Q: As someone who has gotten to know Arafat, what have you learned about the man that would assure Israelis he is genuine about peace? Do you regret elements of Oslo?
A: What I have learned is about what the Likud did, not what the man [Arafat] did. The difficulties we are having in Gaza and the West Bank is the map that the Likud tried to introduce, a map that doesn't permit peace negotiations.
Q: So are negotiations impossible?
A: No. It's difficult, but it's not because of a single person, it's because of the nature of the map. And that's what makes it so complicated. And whoever is criticizing Oslo should really take their criticism and compare it to the alternative they are proposing.
The alternative is becoming worse and worse, When you look at the map demographically, between the Jordan River and the sea you have close to 3.5 million non-Jewish people and 4.3 million Jewish people. So I mean 60% against 40% is already the situation today, and the rate of birth of the non-Jewish population is double ours. So who believes settlers, what are they talking about? It's sheer demagogy, including the newspapers that support them.
Q: Some think that your thinking of final status has shifted from a pure territorial compromise solution to a more functionalist power-sharing sort of compromise. Is this true?
A: You have a 60-40 situation. Either you partition the land 60-40%, or you create a government for the 40%, that is 40% of the share.
The alternative is to use rifles and oppression, which I think is a mistake. I'm trying to think what is the best solution and which steps will lead to a permanent solution, because we [always] have in the back of our minds the third party - the Jordanians. So we have to work this out.
We must have a supranational economy and a supranational strategy, because the dangers today are not nations but problems, such as Islamic fundamentalism. I think that economically we should have a free trade zone that will comprise the Jordanians, the Palestinians and us. I imagine that we shall cooperate together against terror.
Q: So when you say functionalism, you mean more in terms of economics, and cooperation, but politically we're still talking partition?
A: It is a combination of the two.
Q: It seems that Israel has better relations with the Palestinians and the Jordanians than they have with each other. Doesn't this worry you? Doesn't this mean instead of your triangle, Israel will have to choose between them when it comes time to decide on the permanent status of the territories?
A: We want to see the Jordanians and Palestinians cooperating and growing together at least economically.
Q: I don't think Hussein has met Arafat since the Oslo agreement.
A: He doesn't have to and we have to employ patience and not give up.
MIDDLE EAST ECONOMICS
Q: Money does not seem to be pouring in for your Jordan Rift Valley project. A: This money is basically for the feasibility studies. In the meantime we are working on (obtaining] the rest of the money.
Q: What about the multilaterals on regional cooperation? The Israeli public was sold on the idea of European and Japanese assistance for major infrastructure projects. It has been three years. It's a big disappointment.
A: We are now building institutions. For example, a regional bank is the legitimate child of Casablanca.
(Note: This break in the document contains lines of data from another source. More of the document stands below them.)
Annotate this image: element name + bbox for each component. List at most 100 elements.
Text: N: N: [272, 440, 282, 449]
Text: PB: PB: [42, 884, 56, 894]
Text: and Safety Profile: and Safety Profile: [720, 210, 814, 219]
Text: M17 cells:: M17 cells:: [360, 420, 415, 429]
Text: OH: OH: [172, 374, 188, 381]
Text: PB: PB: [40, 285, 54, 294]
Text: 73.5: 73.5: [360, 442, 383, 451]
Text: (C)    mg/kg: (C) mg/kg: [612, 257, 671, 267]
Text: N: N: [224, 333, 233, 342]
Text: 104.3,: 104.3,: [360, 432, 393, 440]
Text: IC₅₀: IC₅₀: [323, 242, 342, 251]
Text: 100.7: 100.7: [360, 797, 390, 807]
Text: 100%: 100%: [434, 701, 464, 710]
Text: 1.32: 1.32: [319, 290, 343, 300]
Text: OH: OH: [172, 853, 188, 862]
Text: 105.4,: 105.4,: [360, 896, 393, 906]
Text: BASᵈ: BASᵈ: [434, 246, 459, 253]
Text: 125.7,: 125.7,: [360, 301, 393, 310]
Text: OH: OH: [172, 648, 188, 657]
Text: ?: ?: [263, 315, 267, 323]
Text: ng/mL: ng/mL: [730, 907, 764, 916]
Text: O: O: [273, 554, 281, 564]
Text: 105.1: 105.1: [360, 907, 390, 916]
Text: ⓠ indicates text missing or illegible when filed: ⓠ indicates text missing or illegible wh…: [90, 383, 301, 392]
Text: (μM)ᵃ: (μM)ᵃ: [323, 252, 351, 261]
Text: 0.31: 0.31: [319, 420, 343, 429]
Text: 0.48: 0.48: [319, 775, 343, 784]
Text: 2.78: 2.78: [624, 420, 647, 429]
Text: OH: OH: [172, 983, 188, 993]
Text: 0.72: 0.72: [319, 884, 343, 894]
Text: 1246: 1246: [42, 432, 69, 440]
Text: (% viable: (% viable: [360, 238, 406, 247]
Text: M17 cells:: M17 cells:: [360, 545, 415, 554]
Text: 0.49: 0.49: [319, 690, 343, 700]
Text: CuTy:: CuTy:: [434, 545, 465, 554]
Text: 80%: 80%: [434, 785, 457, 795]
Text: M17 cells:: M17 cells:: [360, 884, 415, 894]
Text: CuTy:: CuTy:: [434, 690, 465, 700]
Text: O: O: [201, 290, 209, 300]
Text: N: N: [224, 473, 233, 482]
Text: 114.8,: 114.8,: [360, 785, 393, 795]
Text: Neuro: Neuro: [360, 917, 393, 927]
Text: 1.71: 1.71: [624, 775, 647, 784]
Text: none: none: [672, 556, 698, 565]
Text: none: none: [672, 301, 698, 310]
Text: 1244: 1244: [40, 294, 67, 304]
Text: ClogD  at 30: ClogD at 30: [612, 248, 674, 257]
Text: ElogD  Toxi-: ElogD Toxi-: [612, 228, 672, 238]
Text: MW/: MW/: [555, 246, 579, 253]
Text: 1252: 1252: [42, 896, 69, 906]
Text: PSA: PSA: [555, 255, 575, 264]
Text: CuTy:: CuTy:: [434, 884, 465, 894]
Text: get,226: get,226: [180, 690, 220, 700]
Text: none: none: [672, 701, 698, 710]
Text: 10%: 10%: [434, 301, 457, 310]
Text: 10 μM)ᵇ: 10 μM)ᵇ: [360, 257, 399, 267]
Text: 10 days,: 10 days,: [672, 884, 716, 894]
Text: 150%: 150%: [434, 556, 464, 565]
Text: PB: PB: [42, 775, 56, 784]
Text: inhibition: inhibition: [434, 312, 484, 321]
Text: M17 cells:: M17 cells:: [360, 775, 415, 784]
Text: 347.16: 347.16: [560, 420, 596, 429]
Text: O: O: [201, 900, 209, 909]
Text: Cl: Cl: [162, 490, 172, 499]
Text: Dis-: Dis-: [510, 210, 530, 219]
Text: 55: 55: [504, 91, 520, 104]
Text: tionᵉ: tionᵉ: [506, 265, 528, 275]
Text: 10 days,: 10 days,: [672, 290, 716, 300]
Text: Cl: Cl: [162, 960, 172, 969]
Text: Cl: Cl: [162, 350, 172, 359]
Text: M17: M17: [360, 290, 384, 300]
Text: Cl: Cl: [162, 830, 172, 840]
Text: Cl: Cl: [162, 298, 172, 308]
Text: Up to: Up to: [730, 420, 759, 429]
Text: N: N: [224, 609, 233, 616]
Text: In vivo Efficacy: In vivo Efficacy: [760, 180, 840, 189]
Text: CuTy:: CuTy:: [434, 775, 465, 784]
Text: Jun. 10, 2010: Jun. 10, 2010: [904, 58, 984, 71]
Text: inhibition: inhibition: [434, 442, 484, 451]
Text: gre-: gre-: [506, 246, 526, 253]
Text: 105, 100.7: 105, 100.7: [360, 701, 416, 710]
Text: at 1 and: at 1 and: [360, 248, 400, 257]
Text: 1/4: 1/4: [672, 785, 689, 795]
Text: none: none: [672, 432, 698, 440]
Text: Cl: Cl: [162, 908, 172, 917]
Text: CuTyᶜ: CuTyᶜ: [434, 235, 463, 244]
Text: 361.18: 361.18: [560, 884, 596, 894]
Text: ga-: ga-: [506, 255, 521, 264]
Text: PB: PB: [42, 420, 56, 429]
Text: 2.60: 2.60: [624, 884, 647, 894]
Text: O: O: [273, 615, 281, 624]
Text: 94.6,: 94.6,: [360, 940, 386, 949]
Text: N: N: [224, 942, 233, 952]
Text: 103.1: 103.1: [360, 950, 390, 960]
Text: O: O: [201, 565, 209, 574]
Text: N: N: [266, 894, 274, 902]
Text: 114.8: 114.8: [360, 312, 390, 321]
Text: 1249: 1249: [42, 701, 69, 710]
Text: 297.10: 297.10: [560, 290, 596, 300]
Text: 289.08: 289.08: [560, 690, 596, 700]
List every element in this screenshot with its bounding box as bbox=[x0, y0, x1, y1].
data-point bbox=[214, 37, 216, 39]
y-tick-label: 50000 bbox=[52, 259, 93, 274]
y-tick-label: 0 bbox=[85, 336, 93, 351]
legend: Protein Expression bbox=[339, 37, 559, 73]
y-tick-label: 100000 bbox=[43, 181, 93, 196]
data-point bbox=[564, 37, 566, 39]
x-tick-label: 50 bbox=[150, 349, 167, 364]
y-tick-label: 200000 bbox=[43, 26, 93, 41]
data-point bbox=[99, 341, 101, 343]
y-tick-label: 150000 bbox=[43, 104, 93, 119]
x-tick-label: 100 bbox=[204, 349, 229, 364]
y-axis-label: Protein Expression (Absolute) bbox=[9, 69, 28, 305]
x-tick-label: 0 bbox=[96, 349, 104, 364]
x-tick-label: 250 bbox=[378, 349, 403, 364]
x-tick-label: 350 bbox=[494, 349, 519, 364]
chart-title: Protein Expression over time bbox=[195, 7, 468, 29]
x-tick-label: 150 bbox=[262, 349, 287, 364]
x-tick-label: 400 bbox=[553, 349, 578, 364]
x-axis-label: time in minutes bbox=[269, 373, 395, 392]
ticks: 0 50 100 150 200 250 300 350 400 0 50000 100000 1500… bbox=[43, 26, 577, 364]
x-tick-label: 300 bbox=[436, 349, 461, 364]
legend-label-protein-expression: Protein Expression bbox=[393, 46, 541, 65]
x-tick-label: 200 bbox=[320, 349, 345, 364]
Or for the first time, we met in Budapest with five Mediterranean countries and European countries in a CSCE-type [Conference for Security and Cooperation in Europe] meeting.
Q: How concerned are you about the confrontation with the Egyptians over the issue of renewal of the Nuclear Non-Proliferation Treaty (NPT)?
A: The Egyptians say they won't want to sign unless Israel signs.
We don't make any conditions. Let the Egyptians decide if they are signing or not. We have decided it for ourselves. We won't sign because until now Israel was never attached to any geographic part. We are floating in the air. And because we say that if Iran and Iraq signed the NPT, we are worried (about the treaty's validity). And thirdly, some people would like us to clarify where we stand. [But] if a fog is part of a deterrent, let's keep the fog.